In June 2018, planning approval was granted for a major expansion of The Hive. This included revamping the East Stand and a new South Stand, which would have been similar to the North Stand. The stadium's capacity would have been increased to over 8,000. In February 2022 the old South Terrace was removed to make way for the new stand, but as of 2026, the new stand is yet to be built.

==London Broncos Rugby League ==
On 13 December 2013, it was confirmed that rugby league club London Broncos would move to the Hive for two seasons, commencing with the 2014 season. In round 2 of the 2014 Super League season Broncos played their first match at the Hive, against Salford Red Devils.

The record crowd for the Broncos in 2014 was against Super League giants Wigan Warriors where 2,013 were in attendance at the Hive.The Broncos left The Hive at the end of the 2015 season and moved to the Trailfinders Sports Ground in Ealing for 2016.

==Future==
Some aspects of previous planned works are incomplete, a rear extension on the west stand is still expected to be built in the near future. On 6 November 2017 planning applications were submitted for the next phase of stadium development, which will bring capacity up to 8,500. Also an application for the development of additional on-site sporting facilities including full size covered pitch for the academy and a sports hall behind the North stand providing seven badminton courts and a basketball court with spectator seating .

==International matches==
On 25 March 2015, the Hive hosted its first international fixture as England U20 drew 1–1 with Mexico U20.The Hive hosted Nigeria when they played against Senegal and Burkina Faso on 23 March 2017 and 27 March 2017, respectively. However the game against Burkina Faso was cancelled due to seven of the players being unable to acquire visas in time.
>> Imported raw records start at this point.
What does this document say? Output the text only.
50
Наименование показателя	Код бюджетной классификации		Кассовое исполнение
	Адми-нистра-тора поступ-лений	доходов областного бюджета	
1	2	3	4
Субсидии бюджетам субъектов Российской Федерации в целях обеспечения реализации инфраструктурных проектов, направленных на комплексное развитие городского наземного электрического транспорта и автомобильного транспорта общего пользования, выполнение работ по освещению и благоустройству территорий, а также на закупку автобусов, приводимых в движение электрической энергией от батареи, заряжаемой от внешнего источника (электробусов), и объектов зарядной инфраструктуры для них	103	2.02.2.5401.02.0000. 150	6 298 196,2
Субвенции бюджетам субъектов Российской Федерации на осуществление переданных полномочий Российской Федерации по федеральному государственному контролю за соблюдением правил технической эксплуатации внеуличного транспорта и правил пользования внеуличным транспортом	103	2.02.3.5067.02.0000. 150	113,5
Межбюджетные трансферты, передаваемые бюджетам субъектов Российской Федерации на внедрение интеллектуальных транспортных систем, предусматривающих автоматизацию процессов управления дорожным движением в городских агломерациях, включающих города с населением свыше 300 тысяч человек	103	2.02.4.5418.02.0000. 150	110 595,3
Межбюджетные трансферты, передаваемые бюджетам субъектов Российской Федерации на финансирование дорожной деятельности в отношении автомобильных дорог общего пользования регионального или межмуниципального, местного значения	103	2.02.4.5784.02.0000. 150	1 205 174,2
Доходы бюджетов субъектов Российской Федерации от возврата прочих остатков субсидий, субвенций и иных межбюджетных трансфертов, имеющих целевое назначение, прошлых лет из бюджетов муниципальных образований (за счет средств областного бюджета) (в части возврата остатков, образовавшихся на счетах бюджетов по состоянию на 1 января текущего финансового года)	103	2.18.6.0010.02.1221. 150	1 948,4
Due to its geographical proximity to Wembley Stadium, the Hive has been used as a base for several foreign international teams prior to playing against England, and was also selected as the venue to coordinate and coach the referees taking part in the 2012 Olympics football tournament.
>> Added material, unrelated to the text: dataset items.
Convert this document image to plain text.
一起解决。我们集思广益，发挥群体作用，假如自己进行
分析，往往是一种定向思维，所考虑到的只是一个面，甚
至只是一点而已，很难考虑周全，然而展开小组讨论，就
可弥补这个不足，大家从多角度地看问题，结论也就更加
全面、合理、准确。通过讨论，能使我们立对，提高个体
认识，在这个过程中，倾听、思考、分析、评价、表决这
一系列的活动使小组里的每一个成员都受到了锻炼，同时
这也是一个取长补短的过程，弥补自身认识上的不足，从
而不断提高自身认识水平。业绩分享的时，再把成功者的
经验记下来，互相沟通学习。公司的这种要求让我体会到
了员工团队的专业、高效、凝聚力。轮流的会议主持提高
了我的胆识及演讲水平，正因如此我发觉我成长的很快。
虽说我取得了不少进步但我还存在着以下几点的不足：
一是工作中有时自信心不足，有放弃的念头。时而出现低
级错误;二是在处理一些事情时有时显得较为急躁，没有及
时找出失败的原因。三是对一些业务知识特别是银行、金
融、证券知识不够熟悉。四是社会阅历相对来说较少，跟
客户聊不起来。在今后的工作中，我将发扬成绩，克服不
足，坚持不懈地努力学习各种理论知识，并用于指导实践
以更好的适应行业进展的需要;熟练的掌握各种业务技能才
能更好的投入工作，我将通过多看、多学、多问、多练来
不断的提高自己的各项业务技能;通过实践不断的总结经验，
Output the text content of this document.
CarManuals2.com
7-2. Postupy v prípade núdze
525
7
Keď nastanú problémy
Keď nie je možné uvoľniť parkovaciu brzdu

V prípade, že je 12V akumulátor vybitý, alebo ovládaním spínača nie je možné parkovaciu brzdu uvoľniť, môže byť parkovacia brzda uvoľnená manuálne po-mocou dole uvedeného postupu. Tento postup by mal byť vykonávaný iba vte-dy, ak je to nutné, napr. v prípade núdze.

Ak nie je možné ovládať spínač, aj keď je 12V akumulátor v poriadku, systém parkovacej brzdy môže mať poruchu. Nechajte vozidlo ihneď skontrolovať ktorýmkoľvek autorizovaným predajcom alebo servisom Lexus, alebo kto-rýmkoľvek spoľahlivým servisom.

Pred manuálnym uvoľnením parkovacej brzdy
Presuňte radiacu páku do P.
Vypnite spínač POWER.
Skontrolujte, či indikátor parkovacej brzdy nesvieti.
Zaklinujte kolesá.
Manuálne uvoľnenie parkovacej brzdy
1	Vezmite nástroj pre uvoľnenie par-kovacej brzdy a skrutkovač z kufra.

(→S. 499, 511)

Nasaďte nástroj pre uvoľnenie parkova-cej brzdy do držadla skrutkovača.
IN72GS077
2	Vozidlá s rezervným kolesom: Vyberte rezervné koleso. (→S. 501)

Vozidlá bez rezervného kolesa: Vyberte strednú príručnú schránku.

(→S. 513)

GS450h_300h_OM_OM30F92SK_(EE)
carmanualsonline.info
On 28 March 2018 Nigeria played against Serbia in an international friendly, with Aleksandar Mitrovic scoring twice for Serbia in a 2–0 win.

==Transport==
Canons Park (400 m) on the Jubilee line is the nearest tube station to the Hive. Journey times are approximately 25 minutes to Baker Street and 35 minutes to London Bridge. Queensbury tube station is a slightly longer distance away.

Edgware at the end of the Northern line is around 25 minutes walk away.

Bus routes 79, 186, 288 and 340 all serve the stadium.